Dès l’annonce du décès de la juge Ginsburg, le président et le leader de la majorité républicaine au Sénat, Mitch McConnell, annonçaient leur intention d’expédier la nomination d’un ou d’une juge de leur choix. 

Pourtant, en 2016, McConnell avait refusé de considérer le juge proposé par Barack Obama, selon le « principe » qu’il ne fallait pas nommer un nouveau juge pendant une année électorale. La promesse de Trump de nommer des juges ultraconservateurs a pesé lourd en sa faveur en 2016.

Aujourd’hui, McConnell et les républicains font preuve d’une monumentale hypocrisie en jetant ce « principe » par la fenêtre. En fait, le seul principe qui compte pour eux est le pouvoir, et rien ne les empêchera d’aller de l’avant s’ils ont les 50 votes nécessaires, avant ou après l’élection.

Deux sénatrices ont déjà annoncé leur refus d’appuyer ce processus, mais il ne serait pas étonnant que leurs collègues, qui salivent déjà à l’idée de cimenter le contrôle républicain sur la branche judiciaire, aient le dernier mot.

Des effets imprévisibles

Les effets de cette confrontation sur l’élection sont incertains et s’avéreront probablement marginaux. L’enjeu profitera peut-être à Trump s’il détourne l’attention de sa performance catastrophique sur la pandémie. Ses opposants croient cependant qu’il fouettera l’ardeur des démocrates. 

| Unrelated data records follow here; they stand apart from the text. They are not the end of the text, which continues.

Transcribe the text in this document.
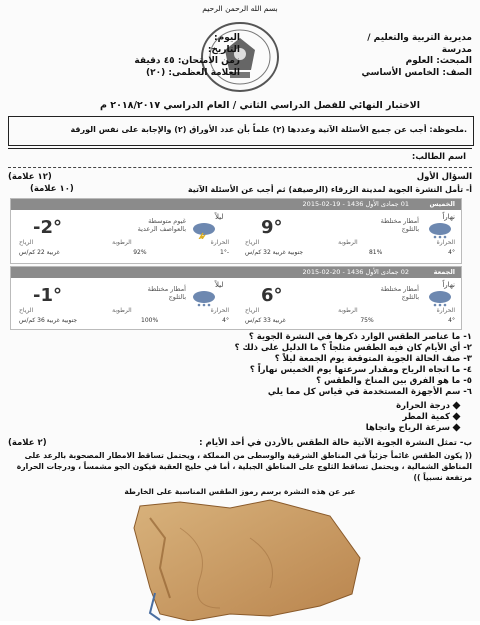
بسم الله الرحمن الرحيم
مديرية التربية والتعليم /
مدرسة
المبحث: العلوم
الصف: الخامس الأساسي
اليوم:
التاريخ:
زمن الامتحان: ٤٥ دقيقة
العلامة العظمى: (٢٠)
الاختبار النهائي للفصل الدراسي الثاني / العام الدراسي ٢٠١٨/٢٠١٧ م
.ملحوظة: أجب عن جميع الأسئلة الآتية وعددها (٢) علماً بأن عدد الأوراق (٢) والإجابة على نفس الورقة
اسم الطالب:
السؤال الأول
(١٢ علامة)
أ- تأمل النشرة الجوية لمدينة الزرقاء (الرصيفة) ثم أجب عن الأسئلة الآتية
(١٠ علامة)
الخميس
01 جمادى الأول 1436 - 19-02-2015
نهاراً
9°	أمطار مختلطة
بالثلوج
الحرارة
الرطوبة
الرياح
4°
81%
جنوبية غربية 32 كم/س
ليلاً
-2°	غيوم متوسطة
بالعواصف الرعدية
الحرارة
الرطوبة
الرياح
-1°
92%
غربية 22 كم/س
الجمعة
02 جمادى الأول 1436 - 20-02-2015
نهاراً
6°	أمطار مختلطة
بالثلوج
الحرارة
الرطوبة
الرياح
4°
75%
غربية 33 كم/س
ليلاً
-1°	أمطار مختلطة
بالثلوج
الحرارة
الرطوبة
الرياح
4°
100%
جنوبية غربية 36 كم/س
١- ما عناصر الطقس الوارد ذكرها في النشرة الجوية ؟
٢- أي الأيام كان فيه الطقس مثلجاً ؟ ما الدليل على ذلك ؟
٣- صف الحالة الجوية المتوقعة يوم الجمعة ليلاً ؟
٤- ما اتجاه الرياح ومقدار سرعتها يوم الخميس نهاراً ؟
٥- ما هو الفرق بين المناخ والطقس ؟
٦- سم الأجهزة المستخدمة في قياس كل مما يلي
درجة الحرارة
كمية المطر
سرعة الرياح واتجاها
ب- تمثل النشرة الجوية الآتية حالة الطقس بالأردن في أحد الأيام :
(٢ علامة)
(( يكون الطقس غائماً جزئياً في المناطق الشرقية والوسطى من المملكة ، ويحتمل تساقط الامطار المصحوبة بالرعد على
المناطق الشمالية ، ويحتمل تساقط الثلوج على المناطق الجبلية ، أما في خليج العقبة فيكون الجو مشمساً ، ودرجات الحرارة
مرتفعة نسبياً ))
عبر عن هذه النشرة برسم رموز الطقس المناسبة على الخارطة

Si les républicains réussissent à nommer un juge conservateur avant l’élection ou dans l’intérim, cela pourrait avoir des effets dévastateurs sur la perception de la légitimité de la Cour. 

Les États-Unis, sous haute tension depuis plusieurs mois, se dirigeaient déjà vers une possible crise de légitimité politique en marge de l’élection de novembre. Avec le décès de la juge Ginsburg et la crise qui s’amorce autour de son remplacement, la tension vient de monter de plusieurs crans.